Mahkeme, Kanal 7'yi sordu!
Almanya, ikinci dalga Deniz Feneri e.V. soruşturması kapsamında Türkiye'ye adli yardımlaşma talebine istinaden yeni bir dosya yolladı.
Alman mahkemesi, aralarında RTÜK Başkanı Zahid
Akman'ın da bulunduğu 16 zanlının Kanal 7
televizyonu ile bağlantısını sordu. Almanya, ikinci dalga
Deniz Feneri e.V. soruşturması kapsamında
Türkiye'ye adli yardımlaşma talebine istinaden yeni bir dosya
yolladı.
Ticari, siyasi ve dinsel bağlantılar
Mevzuat gereği yeminli mütercimlerce Türkçe'ye çevrilerek aslıyla
birlikte Almanya'dan Türkiye'ye gönderilen ve geçtiğimiz cuma günü
Adalet Bakanlığı'na ulaştığı açıklanan 84 sayfalık adli yardımlaşma
talebinde, adları belirtilen 16 zanlıya ilişkin polisiye bilgilerin
yanı sıra, bu kişilerin ticari, siyasi ve dinsel bağlantıları
hakkında da bilgi istendi.
Frankfurt Bölge Mahkemesi Savcısı Martin Links imzalı adli
yardımlaşma talebinde, “Bu kişilerin Kanal 7 televizyonu
(İstanbul ve Frankfurt/Main) ile hangi iş ve organik irtibatı
vardır” ifadesine yer verildi.
Savcı Links'in yetkili adli makama yönelttiği adli yardımlaşma
talebinde, alınacak ifadeler ve yapılacak araştırma sonucu gerekli
delillerin bulunacağının tahmin edildiği dile getirildi.

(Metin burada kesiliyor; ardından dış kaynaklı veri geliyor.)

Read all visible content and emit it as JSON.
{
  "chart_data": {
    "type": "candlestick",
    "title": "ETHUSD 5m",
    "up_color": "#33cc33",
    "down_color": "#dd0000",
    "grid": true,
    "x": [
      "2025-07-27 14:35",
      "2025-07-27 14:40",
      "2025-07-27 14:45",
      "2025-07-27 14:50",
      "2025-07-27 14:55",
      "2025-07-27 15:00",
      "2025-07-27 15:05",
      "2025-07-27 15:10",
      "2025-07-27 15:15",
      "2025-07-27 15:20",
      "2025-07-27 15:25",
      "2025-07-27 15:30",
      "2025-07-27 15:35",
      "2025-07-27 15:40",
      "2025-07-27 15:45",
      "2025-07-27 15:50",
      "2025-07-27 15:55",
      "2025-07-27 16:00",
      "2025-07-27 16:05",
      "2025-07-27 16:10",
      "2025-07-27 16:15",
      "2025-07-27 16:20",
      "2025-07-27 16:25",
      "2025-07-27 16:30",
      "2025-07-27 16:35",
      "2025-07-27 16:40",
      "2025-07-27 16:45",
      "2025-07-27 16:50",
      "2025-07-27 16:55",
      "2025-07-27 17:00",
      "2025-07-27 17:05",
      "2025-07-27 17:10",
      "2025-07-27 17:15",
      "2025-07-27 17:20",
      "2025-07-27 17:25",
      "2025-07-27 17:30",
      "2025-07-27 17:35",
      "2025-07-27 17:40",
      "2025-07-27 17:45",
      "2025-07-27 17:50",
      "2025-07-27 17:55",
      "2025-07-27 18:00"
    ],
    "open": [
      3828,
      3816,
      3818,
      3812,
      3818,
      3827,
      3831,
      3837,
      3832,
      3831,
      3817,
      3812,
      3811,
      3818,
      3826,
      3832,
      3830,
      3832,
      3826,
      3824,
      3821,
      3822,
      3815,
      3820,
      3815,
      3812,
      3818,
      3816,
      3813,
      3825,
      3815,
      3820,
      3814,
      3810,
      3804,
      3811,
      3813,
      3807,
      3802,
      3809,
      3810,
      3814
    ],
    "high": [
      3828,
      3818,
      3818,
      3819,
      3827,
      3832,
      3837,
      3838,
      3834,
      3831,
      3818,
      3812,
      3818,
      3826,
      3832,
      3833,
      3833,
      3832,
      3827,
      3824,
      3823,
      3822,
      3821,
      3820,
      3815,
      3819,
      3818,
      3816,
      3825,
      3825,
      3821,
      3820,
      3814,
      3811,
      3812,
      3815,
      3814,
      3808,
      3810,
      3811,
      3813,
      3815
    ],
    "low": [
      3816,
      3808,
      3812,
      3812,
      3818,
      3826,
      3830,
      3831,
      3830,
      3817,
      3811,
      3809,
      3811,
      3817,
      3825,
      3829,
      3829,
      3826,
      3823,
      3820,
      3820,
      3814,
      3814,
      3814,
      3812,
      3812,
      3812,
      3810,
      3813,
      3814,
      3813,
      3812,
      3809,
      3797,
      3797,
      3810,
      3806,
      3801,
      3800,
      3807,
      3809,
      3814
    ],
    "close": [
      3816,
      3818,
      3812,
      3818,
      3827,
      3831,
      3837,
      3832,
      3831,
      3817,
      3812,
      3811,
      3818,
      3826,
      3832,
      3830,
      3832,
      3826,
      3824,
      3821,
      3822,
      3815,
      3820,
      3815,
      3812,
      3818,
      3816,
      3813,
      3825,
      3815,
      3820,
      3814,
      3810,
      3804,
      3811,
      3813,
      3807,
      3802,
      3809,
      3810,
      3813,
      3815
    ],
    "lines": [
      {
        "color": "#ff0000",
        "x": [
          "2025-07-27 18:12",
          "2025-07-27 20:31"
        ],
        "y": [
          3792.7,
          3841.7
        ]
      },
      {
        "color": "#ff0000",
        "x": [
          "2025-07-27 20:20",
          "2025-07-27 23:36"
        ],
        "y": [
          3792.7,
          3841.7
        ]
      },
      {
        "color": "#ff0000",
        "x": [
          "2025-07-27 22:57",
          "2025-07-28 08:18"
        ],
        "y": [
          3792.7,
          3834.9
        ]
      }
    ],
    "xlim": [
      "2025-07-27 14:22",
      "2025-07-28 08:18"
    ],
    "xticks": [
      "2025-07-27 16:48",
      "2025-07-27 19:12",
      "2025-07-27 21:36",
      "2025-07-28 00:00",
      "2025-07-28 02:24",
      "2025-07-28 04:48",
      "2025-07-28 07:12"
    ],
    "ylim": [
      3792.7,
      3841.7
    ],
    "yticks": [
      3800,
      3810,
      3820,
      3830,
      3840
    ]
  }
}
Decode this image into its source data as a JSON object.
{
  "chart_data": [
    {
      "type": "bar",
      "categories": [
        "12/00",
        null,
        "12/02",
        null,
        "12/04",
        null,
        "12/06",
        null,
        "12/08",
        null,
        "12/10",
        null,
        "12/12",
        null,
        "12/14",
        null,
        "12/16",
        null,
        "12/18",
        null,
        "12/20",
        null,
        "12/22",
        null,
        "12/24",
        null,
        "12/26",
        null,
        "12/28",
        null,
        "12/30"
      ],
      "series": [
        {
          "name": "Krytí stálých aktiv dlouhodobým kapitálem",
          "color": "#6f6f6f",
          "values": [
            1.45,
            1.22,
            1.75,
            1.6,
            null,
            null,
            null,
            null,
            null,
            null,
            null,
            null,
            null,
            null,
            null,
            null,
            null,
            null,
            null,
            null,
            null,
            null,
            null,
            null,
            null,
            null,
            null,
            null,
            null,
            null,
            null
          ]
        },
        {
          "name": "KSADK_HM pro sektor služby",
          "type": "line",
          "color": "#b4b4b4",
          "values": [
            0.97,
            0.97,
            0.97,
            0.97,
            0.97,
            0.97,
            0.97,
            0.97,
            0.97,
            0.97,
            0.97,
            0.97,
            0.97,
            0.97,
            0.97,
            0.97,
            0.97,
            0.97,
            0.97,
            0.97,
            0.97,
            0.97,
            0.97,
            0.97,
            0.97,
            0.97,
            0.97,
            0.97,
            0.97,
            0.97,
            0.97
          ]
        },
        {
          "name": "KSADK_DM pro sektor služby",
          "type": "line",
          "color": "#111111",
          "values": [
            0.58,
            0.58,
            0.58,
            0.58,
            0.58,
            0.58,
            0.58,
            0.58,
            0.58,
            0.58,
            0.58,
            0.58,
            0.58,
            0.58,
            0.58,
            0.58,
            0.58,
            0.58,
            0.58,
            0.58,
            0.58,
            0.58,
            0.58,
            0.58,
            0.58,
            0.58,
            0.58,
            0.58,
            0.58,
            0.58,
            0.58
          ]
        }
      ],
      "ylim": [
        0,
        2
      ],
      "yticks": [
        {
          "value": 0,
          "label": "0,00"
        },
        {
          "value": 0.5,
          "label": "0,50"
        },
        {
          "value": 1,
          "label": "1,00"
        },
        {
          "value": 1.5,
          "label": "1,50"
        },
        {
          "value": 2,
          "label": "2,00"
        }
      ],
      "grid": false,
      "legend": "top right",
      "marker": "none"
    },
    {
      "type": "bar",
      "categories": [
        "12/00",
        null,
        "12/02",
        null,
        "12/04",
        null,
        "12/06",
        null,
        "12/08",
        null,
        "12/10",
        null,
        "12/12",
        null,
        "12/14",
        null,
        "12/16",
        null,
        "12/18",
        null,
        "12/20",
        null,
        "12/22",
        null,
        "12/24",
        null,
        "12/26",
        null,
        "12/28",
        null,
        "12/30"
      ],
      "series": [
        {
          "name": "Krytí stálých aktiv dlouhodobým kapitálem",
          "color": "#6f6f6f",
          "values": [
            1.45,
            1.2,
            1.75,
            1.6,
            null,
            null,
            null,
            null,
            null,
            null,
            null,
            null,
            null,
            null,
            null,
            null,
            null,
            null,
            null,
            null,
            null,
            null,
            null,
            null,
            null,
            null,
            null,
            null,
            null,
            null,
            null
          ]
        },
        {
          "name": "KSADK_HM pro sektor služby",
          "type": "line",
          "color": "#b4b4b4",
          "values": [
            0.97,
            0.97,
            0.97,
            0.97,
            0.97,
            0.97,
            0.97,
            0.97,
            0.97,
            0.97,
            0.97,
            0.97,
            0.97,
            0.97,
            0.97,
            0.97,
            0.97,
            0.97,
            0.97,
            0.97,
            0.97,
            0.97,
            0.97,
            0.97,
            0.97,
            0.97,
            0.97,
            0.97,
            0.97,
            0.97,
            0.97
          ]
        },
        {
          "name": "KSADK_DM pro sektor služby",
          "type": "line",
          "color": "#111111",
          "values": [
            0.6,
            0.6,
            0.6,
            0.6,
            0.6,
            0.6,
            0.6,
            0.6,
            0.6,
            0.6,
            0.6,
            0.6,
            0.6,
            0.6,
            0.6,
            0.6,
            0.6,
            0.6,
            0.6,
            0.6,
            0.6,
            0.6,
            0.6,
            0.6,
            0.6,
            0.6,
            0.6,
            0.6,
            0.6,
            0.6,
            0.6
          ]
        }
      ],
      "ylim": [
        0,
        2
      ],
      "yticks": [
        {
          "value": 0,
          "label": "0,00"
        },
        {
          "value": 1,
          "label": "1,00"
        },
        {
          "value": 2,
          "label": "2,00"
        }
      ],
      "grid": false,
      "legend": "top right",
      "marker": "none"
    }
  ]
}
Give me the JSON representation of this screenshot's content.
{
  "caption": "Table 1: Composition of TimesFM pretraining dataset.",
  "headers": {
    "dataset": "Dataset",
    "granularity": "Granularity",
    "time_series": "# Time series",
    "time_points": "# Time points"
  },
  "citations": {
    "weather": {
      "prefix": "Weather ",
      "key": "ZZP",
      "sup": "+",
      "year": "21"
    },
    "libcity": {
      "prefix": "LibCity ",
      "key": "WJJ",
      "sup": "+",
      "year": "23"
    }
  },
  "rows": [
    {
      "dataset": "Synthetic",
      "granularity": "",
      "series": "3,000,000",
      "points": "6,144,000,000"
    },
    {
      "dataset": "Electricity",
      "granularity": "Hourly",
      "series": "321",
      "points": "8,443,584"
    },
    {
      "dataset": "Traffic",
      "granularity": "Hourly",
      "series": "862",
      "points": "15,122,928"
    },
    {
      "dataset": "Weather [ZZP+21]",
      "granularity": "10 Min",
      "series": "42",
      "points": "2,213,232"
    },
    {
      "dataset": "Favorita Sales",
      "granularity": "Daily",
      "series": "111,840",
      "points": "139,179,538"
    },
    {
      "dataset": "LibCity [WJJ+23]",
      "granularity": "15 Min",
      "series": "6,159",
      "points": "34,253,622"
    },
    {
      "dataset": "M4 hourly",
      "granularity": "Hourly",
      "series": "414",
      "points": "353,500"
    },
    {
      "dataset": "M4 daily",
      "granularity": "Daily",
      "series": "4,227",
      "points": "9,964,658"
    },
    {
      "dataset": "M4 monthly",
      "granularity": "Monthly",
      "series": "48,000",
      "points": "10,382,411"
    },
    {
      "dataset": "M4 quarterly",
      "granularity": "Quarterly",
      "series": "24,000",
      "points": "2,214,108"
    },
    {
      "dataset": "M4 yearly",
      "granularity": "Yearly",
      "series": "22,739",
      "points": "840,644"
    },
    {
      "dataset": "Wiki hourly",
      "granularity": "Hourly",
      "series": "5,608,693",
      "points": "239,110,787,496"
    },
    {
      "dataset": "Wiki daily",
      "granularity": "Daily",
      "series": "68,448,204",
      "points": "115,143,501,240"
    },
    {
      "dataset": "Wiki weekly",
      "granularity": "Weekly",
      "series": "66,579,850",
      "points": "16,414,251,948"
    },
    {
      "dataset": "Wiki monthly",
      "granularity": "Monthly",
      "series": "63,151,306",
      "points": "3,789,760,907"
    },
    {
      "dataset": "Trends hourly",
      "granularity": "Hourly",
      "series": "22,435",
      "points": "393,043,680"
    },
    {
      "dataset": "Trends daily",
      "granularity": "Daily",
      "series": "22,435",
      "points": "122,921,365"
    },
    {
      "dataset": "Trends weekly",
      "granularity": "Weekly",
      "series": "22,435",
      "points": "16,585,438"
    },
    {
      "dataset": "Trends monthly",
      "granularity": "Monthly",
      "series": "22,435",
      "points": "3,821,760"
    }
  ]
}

Bu
delillerle, Türkiye'ye havale edilen bağış paralarının nerede
kullanıldığının ortaya çıkarılacağı ifade edilirken, özellikle
Kanal 7 televizyonu yayıncısı Yeni Dünya
İletişim A.Ş. yöneticileri ile çalışanlarının Türkiye ve
Almanya'daki Deniz Feneri dernekleriyle bağlantıları üzerinde
duruldu.
Milyonlarca euro buharlaştı
Almanya'da 17 Eylül 2008'de sonuçlanan ilk dalga Deniz
Feneri e.V. davasında sanıkların 'Türkiye'deki
asıl karar vericilerin' talimatıyla 2002-2007 arasında
Almanya'da en az 42 milyon euro topladıkları belirtildi. Bu rakamın
17 milyon euro'sunun nakit olarak kuryelerle Zekeriya Karaman'a
ulaştırıldığı, 8 milyon euro'nun Türkiye'deki Deniz Feneri'ne
havale edildiği, 4 milyon euro'nun dava başlarken Almanya'daki
Deniz Feneri hesaplarında bloke edildiği, kalan miktarın da idari
ve cari giderlerle reklamlara harcandığı belirlendi.
Resmi muhasebe kayıtlarıyla yasa dışı muhasebe kayıtları arasında 11.7 milyon euro fark saptanırken, mali bilirkişi raporuna göre, kasada 2.8 milyon euro'nun eksik olduğu tespit edildi.